Second Reading debate resumed.

Lord Campbell of Alloway

My Lords, I share, of course, the moving and eloquent concern of the noble Lord, Lord Molloy, for the unemployed, and the mounting cost of the search for work. But this Bill is ill-fated. It is open to objection in principle. It is unworkable in practice. This is not only because it imposes an unreasonable burden of administration on local authorities generally, even if acceptable in Manchester, but also because it is fraught with confusion. For the tacking process to Section 138 of the Act confuses the concept of grant with that of concession; the status of unemployment with that of the elderly, blind and disabled; and the limited purposes of a grant to travel in search of a job with the general purpose of unlimited travel.

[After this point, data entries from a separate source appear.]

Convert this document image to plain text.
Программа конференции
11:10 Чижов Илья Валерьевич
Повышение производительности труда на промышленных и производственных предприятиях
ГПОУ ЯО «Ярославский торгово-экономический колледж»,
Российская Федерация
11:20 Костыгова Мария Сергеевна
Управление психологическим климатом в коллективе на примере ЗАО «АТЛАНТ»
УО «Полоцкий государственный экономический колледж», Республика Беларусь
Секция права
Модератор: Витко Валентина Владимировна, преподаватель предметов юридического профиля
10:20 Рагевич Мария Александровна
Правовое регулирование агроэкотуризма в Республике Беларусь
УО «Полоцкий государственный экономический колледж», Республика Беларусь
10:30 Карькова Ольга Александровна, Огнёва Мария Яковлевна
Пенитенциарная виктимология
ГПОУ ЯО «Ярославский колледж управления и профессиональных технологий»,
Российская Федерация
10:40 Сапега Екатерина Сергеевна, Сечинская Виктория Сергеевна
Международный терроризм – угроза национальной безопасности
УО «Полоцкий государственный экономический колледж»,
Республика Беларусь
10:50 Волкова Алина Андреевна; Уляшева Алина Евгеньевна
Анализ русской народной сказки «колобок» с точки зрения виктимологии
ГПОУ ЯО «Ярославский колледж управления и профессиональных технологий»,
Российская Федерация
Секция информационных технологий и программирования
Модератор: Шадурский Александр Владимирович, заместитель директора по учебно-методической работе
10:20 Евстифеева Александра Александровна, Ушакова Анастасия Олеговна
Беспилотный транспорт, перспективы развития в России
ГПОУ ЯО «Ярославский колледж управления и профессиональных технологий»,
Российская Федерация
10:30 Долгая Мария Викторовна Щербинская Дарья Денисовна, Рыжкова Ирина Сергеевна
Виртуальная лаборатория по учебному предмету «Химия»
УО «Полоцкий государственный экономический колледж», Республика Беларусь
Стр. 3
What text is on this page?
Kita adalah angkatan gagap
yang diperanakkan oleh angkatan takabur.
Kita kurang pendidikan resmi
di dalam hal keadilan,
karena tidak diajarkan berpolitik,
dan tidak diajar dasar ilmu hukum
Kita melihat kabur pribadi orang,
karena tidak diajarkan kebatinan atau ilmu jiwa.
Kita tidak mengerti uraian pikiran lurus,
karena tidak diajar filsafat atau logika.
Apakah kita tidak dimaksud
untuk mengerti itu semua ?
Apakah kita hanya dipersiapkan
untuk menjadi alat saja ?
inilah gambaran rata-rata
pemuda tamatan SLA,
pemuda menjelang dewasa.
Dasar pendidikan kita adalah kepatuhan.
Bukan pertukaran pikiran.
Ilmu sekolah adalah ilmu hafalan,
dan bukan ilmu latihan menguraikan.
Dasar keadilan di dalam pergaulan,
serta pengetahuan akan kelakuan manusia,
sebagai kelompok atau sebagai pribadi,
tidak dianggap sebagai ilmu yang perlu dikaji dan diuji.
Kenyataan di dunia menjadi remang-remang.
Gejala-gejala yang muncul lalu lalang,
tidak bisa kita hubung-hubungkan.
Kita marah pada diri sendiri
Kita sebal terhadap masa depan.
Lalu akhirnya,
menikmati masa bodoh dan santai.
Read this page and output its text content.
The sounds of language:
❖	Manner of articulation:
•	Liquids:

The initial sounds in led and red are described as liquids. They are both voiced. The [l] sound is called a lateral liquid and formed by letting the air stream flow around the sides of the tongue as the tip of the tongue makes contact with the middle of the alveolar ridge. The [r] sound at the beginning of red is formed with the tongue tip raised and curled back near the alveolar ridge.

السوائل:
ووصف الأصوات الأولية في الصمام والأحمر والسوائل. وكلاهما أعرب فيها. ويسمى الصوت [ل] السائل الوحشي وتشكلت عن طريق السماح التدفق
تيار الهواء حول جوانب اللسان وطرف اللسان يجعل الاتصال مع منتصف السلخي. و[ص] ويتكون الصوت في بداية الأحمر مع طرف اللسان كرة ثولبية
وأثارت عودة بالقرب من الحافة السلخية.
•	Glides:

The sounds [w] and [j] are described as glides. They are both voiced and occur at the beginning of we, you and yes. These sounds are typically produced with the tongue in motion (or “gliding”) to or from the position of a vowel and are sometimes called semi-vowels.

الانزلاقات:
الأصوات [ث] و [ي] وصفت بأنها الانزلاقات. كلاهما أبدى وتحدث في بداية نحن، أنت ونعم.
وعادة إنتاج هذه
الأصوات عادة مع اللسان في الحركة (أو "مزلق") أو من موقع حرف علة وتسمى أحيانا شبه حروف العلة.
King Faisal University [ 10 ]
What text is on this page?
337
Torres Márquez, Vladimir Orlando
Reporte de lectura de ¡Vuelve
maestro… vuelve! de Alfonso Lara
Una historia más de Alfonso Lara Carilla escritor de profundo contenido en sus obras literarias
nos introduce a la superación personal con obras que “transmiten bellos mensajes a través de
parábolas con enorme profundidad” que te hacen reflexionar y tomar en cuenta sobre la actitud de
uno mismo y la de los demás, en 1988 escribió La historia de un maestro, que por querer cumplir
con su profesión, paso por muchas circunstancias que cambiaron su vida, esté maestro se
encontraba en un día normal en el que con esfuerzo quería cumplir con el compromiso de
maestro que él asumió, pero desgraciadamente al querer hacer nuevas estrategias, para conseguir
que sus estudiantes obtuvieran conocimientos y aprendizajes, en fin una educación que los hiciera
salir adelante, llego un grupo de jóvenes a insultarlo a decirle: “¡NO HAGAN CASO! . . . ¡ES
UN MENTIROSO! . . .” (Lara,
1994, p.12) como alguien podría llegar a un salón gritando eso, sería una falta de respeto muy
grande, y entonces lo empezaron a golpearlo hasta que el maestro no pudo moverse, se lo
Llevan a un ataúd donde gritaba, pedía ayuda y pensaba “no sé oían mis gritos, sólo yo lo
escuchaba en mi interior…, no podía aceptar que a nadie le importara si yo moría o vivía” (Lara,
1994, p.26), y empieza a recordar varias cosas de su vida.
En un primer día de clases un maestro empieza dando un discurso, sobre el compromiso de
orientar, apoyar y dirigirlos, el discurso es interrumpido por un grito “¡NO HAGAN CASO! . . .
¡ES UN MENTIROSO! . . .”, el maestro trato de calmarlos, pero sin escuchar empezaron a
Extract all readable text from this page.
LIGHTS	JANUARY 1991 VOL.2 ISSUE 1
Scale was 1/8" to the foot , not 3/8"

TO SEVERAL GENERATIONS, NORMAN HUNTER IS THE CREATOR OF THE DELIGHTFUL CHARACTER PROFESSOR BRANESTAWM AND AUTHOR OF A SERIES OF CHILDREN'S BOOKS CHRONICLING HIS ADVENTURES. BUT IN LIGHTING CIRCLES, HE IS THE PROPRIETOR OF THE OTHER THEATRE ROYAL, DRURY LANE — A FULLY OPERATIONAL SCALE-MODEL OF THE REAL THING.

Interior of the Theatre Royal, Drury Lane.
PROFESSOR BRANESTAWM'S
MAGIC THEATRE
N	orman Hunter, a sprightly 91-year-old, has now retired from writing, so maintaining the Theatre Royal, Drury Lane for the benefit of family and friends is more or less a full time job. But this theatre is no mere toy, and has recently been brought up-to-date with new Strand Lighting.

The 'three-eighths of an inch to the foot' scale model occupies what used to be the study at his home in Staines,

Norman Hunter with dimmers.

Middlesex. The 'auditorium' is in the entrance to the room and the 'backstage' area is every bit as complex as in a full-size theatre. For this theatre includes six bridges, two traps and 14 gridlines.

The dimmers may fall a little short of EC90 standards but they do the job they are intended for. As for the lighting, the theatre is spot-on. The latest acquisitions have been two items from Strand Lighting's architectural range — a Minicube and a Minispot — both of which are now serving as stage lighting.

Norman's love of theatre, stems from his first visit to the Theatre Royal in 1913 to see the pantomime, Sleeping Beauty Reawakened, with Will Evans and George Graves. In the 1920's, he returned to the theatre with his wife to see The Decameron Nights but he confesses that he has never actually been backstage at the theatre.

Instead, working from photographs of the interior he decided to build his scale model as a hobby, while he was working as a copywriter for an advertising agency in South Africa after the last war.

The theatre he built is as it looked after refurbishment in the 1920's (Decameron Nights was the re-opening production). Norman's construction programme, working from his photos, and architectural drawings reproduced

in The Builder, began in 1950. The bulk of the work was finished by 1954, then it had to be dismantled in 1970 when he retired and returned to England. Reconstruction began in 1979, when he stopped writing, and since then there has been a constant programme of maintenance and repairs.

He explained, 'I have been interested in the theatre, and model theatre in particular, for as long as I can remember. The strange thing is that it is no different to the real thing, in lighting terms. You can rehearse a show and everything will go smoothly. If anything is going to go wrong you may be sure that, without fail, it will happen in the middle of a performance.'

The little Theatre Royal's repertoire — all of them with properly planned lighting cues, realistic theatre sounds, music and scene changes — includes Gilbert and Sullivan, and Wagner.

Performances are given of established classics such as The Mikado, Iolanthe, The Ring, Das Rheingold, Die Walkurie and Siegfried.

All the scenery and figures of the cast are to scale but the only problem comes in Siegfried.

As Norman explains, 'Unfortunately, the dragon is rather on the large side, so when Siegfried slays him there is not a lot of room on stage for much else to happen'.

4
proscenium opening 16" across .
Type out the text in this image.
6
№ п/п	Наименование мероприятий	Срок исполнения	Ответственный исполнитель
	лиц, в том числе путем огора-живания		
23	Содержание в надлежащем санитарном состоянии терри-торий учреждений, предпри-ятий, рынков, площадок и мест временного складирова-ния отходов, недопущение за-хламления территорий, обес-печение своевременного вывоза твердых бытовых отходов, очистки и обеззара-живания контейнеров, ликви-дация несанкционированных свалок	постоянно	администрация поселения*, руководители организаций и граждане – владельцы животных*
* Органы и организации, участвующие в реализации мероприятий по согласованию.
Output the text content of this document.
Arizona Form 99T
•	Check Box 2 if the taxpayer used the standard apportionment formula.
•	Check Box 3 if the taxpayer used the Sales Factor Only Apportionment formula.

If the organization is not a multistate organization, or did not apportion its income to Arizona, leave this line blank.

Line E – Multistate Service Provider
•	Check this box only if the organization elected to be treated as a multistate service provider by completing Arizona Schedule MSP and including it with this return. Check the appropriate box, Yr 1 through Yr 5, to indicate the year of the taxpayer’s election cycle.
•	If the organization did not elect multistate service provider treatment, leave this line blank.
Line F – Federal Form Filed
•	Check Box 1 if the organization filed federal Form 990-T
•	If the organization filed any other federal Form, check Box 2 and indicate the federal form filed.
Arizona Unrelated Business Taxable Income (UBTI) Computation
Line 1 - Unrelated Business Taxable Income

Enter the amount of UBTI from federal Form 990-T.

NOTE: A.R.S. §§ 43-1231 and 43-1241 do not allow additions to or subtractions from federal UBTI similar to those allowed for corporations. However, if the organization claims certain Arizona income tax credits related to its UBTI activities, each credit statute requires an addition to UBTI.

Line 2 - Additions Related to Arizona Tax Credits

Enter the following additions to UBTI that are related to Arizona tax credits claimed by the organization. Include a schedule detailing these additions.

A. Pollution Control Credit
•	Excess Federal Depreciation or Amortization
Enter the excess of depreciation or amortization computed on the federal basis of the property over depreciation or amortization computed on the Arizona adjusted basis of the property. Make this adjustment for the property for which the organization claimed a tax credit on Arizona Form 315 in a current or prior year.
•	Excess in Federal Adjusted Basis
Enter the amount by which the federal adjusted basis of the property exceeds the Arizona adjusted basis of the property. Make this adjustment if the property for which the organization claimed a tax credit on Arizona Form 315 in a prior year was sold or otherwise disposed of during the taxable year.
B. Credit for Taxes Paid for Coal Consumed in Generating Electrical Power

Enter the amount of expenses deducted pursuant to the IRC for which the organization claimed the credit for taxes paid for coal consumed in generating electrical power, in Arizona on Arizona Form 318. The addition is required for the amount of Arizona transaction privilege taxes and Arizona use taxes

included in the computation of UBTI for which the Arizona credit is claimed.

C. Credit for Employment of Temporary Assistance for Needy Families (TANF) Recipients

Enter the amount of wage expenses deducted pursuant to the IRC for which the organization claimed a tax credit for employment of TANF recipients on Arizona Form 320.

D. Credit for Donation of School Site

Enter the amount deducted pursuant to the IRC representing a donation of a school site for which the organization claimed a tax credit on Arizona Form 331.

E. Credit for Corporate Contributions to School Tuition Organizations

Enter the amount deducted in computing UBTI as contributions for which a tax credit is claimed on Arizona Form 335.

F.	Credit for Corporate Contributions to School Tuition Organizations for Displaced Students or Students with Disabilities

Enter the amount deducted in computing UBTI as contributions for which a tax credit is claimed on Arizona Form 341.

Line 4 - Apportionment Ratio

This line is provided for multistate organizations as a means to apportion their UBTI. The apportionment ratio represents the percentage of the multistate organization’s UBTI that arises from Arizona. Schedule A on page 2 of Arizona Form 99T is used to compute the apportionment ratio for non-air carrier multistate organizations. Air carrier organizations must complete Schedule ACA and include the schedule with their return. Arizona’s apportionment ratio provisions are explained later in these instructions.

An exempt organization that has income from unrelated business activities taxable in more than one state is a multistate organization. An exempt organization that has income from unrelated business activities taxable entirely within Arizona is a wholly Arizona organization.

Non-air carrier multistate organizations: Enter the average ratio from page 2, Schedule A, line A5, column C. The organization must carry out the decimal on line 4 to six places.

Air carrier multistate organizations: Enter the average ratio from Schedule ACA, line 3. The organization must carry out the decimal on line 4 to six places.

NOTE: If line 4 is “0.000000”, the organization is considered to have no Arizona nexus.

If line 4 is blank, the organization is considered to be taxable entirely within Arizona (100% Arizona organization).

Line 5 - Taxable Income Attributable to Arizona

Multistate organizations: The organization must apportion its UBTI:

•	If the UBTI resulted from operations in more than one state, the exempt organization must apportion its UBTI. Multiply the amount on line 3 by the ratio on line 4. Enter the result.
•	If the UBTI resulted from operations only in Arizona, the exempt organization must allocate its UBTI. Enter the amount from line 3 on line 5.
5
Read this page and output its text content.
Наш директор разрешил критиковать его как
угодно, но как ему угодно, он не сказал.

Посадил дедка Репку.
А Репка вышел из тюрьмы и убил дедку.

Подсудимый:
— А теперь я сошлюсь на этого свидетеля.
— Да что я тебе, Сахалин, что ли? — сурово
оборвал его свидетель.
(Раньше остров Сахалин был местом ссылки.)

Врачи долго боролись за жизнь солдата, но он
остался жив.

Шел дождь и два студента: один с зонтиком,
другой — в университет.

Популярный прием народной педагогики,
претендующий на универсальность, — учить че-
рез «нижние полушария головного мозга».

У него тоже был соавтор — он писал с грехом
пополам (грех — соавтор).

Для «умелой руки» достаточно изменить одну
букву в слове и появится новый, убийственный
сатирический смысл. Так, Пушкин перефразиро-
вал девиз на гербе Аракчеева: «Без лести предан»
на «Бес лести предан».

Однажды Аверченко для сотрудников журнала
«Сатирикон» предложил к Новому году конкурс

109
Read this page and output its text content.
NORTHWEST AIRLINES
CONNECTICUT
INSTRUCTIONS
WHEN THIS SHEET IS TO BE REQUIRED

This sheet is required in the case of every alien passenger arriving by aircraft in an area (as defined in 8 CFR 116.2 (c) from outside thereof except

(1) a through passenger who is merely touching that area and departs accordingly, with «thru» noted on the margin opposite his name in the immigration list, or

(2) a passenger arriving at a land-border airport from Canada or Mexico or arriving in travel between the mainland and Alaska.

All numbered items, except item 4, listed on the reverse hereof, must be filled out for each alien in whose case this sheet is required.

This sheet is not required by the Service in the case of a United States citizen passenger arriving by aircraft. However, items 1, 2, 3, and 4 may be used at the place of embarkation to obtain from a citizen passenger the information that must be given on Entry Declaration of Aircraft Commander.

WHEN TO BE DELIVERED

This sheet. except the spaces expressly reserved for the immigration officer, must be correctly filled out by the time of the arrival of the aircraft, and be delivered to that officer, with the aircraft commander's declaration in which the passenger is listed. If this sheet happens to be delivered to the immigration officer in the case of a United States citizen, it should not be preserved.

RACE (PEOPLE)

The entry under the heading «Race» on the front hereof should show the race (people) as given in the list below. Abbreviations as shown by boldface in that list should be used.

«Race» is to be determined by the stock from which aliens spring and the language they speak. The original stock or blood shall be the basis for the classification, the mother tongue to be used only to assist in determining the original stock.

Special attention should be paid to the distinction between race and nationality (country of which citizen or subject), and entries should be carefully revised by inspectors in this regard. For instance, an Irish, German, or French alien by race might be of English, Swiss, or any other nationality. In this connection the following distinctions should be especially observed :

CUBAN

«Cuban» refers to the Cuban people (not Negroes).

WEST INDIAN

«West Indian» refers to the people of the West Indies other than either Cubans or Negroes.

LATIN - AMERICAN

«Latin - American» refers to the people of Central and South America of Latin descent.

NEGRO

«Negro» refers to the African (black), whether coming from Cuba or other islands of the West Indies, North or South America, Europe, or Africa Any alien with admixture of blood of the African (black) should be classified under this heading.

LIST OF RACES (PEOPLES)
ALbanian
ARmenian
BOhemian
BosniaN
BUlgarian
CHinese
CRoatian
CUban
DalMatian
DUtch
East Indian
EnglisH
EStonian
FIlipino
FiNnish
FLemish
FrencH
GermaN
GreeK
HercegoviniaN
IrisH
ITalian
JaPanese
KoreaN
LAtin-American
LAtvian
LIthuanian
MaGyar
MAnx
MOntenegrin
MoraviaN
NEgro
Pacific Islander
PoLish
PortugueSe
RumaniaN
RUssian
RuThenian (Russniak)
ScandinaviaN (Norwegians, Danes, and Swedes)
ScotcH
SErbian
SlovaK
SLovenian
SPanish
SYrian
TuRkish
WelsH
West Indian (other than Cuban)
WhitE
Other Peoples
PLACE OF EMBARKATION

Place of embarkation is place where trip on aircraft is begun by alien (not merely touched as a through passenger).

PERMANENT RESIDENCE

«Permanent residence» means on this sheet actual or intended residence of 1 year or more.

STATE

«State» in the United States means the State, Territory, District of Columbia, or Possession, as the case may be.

Surely, it is difficult to envisage how such objections in principle could dissolve at Committee stage. There is an MSC grant available to those unemployed in receipt of supplementary benefit to enable them to travel in search of a job. If this was to be extended to those in receipt of ordinary benefit, surely the point of principle which the noble Lord, Lord Molloy, contends, could be met, because, adverting carefully to his speech at the point where he dealt with the "hole in the pocket" observations, it seemed to me that that might have been the main gravamen of his complaint arid, if not. that this might go some way to meet his sincere and genuine concern.

One would assume that since 11th March my noble friend the Minister may have considered this suggestion and has no doubt received some advice as to the extra cost involved both in terms of the extended grant and in terms of the extra costs of administration. It would surely be most interesting to hear, when my noble friend the Minister replies, if he has any proposals in this regard—proposals that, in the event, might well tend to render, in due course, further consideration of this Bill unnecessary. In conclusion, I am grateful to the noble Lord, Lord Molloy, for affording your Lordships' House yet another occasion when this important question of this MSC grant may be raised and discussed.